Fotoğraf: Ahmet Bolat/ AA
Sürekli "yayın yasağı yasaktır" cümlesinden bıktık ama yayın yasağı koymaktan yargının ve yürütmenin vazgeçmediği ve bıkmadığı anlaşılıyor.
Artık yadırganmayan, basın yayın kuruluşları tarafından itiraz edilmeyerek benimsenen ve olağan kabul edilen "yayın yasakları" basın özgürlüğüne getirilen yaygın sansüre dönüştü.
Yargı "yayın yasağı" kararı veriyor ama yayın yasağına aldıran yok.
Daha net ifade edelim; artık yayın yasaklarını takan olmadığı gibi yargının yargılarına bakan kimse de yok...
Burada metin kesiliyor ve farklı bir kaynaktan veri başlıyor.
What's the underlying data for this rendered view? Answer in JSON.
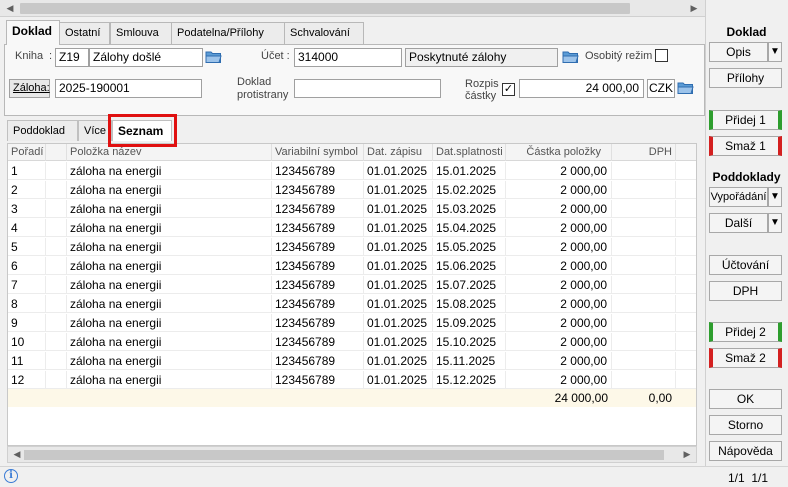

En son örnek Kartal'da çöken 8 katlı bina haberlerine getirilen yayın yasağı kararıdır.
RTÜK sayfasından 6 Şubat 2019 ve saat 18.15 itibariyle yapılan duyuru şöyle:
"İstanbul Anadolu 6. Sulh Ceza Hakimliğinin 06/02/2019 tarihli ve 2019/1038 D.İş sayılı kararı ile; İstanbul Anadolu Cumhuriyet Başsavcılığınca 2019/27359 sayılı dosyaya kayden soruşturması yürütülen Kartal'da 8 katlı binanın çökmesi olayı ile ilgili arama kurtarma çalışmalarının sağlıklı ve ivedi bir şeklide yürütülmesi, genel güvenlik, kamu sağlığı ve kamu düzeni açısından söz konusu olayla ilgili çekilen tüm görüntülerin Basın Kanununun 3. maddesi uyarınca yayınlanmasının yasaklanmasına karar verilmiştir."
Hangisi daha uygundur?
Kararın özü binanın çökmesiyle ilgili "çekilen tüm görüntülerin" yayınlanmasının yasaklanmasıdır. Ne tuhaftır basına bilgi veren bakanlar, en yüksek mülki amirler ve kurtarma çalışmaları hakkında bilgi veren kamu görevlileri çöken binanın enkazı önünde açıklamalar yapıyor.
Hatta kurtarma çalışmaları için bilgi verirken enkaz üzerindeki çalışmaların televizyon ve internet portallarındaki yayınlarda görünmesine gayret ediyor...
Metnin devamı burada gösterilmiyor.